Chaste Daughter of the Sun, how shall
we praise thy peerless
beauty!
Thou art the Gate of the House of Stars!—thou
art the first of
the Seven Jewels of Nagaya!
Thou dost wield the sceptre of ebony,
and the Eye of Raphon
beholds thee with love and
contentment!
Thou art the Chiefest of Women, ... thou
hast the secrets of earth
and heaven, thou knowest the dark
mysteries!
Hail, Lysia!

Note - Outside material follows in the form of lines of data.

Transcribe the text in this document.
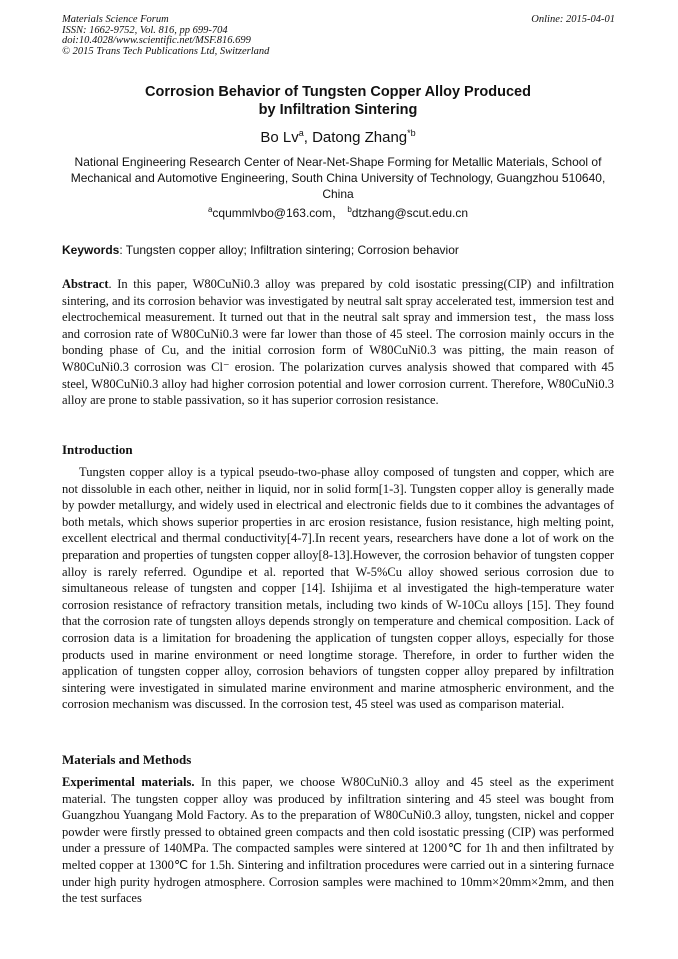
Materials Science Forum
ISSN: 1662-9752, Vol. 816, pp 699-704
doi:10.4028/www.scientific.net/MSF.816.699
© 2015 Trans Tech Publications Ltd, Switzerland
Online: 2015-04-01
Corrosion Behavior of Tungsten Copper Alloy Produced
by Infiltration Sintering
Bo Lv$^a$, Datong Zhang$^{*b}$
National Engineering Research Center of Near-Net-Shape Forming for Metallic Materials, School of Mechanical and Automotive Engineering, South China University of Technology, Guangzhou 510640, China
$^a$cqummlvbo@163.com， $^b$dtzhang@scut.edu.cn
Keywords: Tungsten copper alloy; Infiltration sintering; Corrosion behavior
Abstract. In this paper, W80CuNi0.3 alloy was prepared by cold isostatic pressing(CIP) and infiltration sintering, and its corrosion behavior was investigated by neutral salt spray accelerated test, immersion test and electrochemical measurement. It turned out that in the neutral salt spray and immersion test，the mass loss and corrosion rate of W80CuNi0.3 were far lower than those of 45 steel. The corrosion mainly occurs in the bonding phase of Cu, and the initial corrosion form of W80CuNi0.3 was pitting, the main reason of W80CuNi0.3 corrosion was Cl⁻ erosion. The polarization curves analysis showed that compared with 45 steel, W80CuNi0.3 alloy had higher corrosion potential and lower corrosion current. Therefore, W80CuNi0.3 alloy are prone to stable passivation, so it has superior corrosion resistance.
Introduction
Tungsten copper alloy is a typical pseudo-two-phase alloy composed of tungsten and copper, which are not dissoluble in each other, neither in liquid, nor in solid form[1-3]. Tungsten copper alloy is generally made by powder metallurgy, and widely used in electrical and electronic fields due to it combines the advantages of both metals, which shows superior properties in arc erosion resistance, fusion resistance, high melting point, excellent electrical and thermal conductivity[4-7].In recent years, researchers have done a lot of work on the preparation and properties of tungsten copper alloy[8-13].However, the corrosion behavior of tungsten copper alloy is rarely referred. Ogundipe et al. reported that W-5%Cu alloy showed serious corrosion due to simultaneous release of tungsten and copper [14]. Ishijima et al investigated the high-temperature water corrosion resistance of refractory transition metals, including two kinds of W-10Cu alloys [15]. They found that the corrosion rate of tungsten alloys depends strongly on temperature and chemical composition. Lack of corrosion data is a limitation for broadening the application of tungsten copper alloys, especially for those products used in marine environment or need longtime storage. Therefore, in order to further widen the application of tungsten copper alloy, corrosion behaviors of tungsten copper alloy prepared by infiltration sintering were investigated in simulated marine environment and marine atmospheric environment, and the corrosion mechanism was discussed. In the corrosion test, 45 steel was used as comparison material.
Materials and Methods
Experimental materials. In this paper, we choose W80CuNi0.3 alloy and 45 steel as the experiment material. The tungsten copper alloy was produced by infiltration sintering and 45 steel was bought from Guangzhou Yuangang Mold Factory. As to the preparation of W80CuNi0.3 alloy, tungsten, nickel and copper powder were firstly pressed to obtained green compacts and then cold isostatic pressing (CIP) was performed under a pressure of 140MPa. The compacted samples were sintered at 1200℃ for 1h and then infiltrated by melted copper at 1300℃ for 1.5h. Sintering and infiltration procedures were carried out in a sintering furnace under high purity hydrogen atmosphere. Corrosion samples were machined to 10mm×20mm×2mm, and then the test surfaces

Queen of the Hall of
Judgment!
Hail, pure Pearl in the Sea of the Sun’s
glory!
Declare unto us, we beseech thee, the
Will of Nagaya!”
They closed this canticle softly and slowly, . . then flinging themselves prone, they pressed their faces to the earth, . . and again the glittering Veil waved to and fro suggestively, while Theos, his heart beating fast, watched its shining woof with straining eyes and a sense of suffocation in his throat, . . what ignorant fools, what mad barbarians, what blind blasphemers were these people, he indignantly thought, who could thus patiently hear the praise of an evil woman like Lysia publicly proclaimed with almost divine honors!
Did they actually intend to worship her, he wondered? If so, he at any rate would never bend the knee to one so vile! He might have done so once, perhaps, ... but now ...! At that instant a flute like murmur of melody crept upward as it seemed from the ground, with a plaintive whispering sweetness like the lament of some exiled fairy,—so exquisitely tender and pathetic, and yet withal so heart-stirring and passionate, that, despite himself, he listened with a strange, swooning sense of languor stealing insidiously over him,—a dreamy lassitude, that while it made him feel enervated and deprived of strength, was still not altogether unpleasing, . . a faint sigh escaped his lips,—and he kept his gaze fixed on the Silver Veil as pertinaciously as though behind it lay the mystery of his soul’s ruin or salvation.